Der hünenhafte Rechtsfuß wechselte als gestandener Profi nach Liverpool, 26-jährig und mit acht Berufsjahren in den Knochen. Dass er unter Klopp noch einmal einen beeindruckenden Sprung hinlegte- vor allem hinsichtlich seiner Reputation und Spieleröffnung – ist dem Niederländer hoch anzurechnen. Van Dijk verkörpert pure Souveränität, seine Sicherheit und Körpersprache hilft seinen jungen Nebenleuten, Trent Alexander-Arnold und Andrew Robertson, enorm.

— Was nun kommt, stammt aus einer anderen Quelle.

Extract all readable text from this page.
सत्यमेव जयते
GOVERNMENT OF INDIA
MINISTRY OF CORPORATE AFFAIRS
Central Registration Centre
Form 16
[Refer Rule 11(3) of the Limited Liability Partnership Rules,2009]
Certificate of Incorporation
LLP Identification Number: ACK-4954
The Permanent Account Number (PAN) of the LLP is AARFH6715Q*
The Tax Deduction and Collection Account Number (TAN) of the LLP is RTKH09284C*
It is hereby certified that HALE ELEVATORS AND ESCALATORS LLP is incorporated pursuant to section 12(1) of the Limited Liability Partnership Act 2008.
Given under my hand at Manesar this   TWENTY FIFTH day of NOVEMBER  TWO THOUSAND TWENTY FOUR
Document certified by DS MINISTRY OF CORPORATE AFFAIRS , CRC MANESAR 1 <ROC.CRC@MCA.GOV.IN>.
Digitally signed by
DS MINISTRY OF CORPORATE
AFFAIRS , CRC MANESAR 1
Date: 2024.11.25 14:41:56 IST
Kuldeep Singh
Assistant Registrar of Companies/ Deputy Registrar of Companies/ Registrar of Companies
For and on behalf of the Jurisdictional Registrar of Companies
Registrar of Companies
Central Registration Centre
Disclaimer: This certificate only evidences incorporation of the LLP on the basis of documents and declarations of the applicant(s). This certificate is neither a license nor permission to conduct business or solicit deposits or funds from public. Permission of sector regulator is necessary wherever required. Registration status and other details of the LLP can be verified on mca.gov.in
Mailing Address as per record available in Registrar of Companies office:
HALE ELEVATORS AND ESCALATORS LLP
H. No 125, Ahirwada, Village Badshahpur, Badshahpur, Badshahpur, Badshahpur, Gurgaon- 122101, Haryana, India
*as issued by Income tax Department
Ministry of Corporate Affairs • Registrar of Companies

Dazu ist van Dijk sowohl in der Luft als auch am Boden nahezu unbezwingbar, weil er exzellente physische Attribute mit starken Instinkten und Entscheidungen verbindet. Hat er den Ball einmal erobert, überzeugt er zudem mit Flach- und Diagonalpässen, die wie an einer Schnur gezogen scheinen. Und ach ja: Wenn im Angriff einmal Not am Mann ist, ist er stets für ein wichtiges Tor nach Standards gut. Kein Zweifel – ein würdiger Anführer der Premier League Top 10!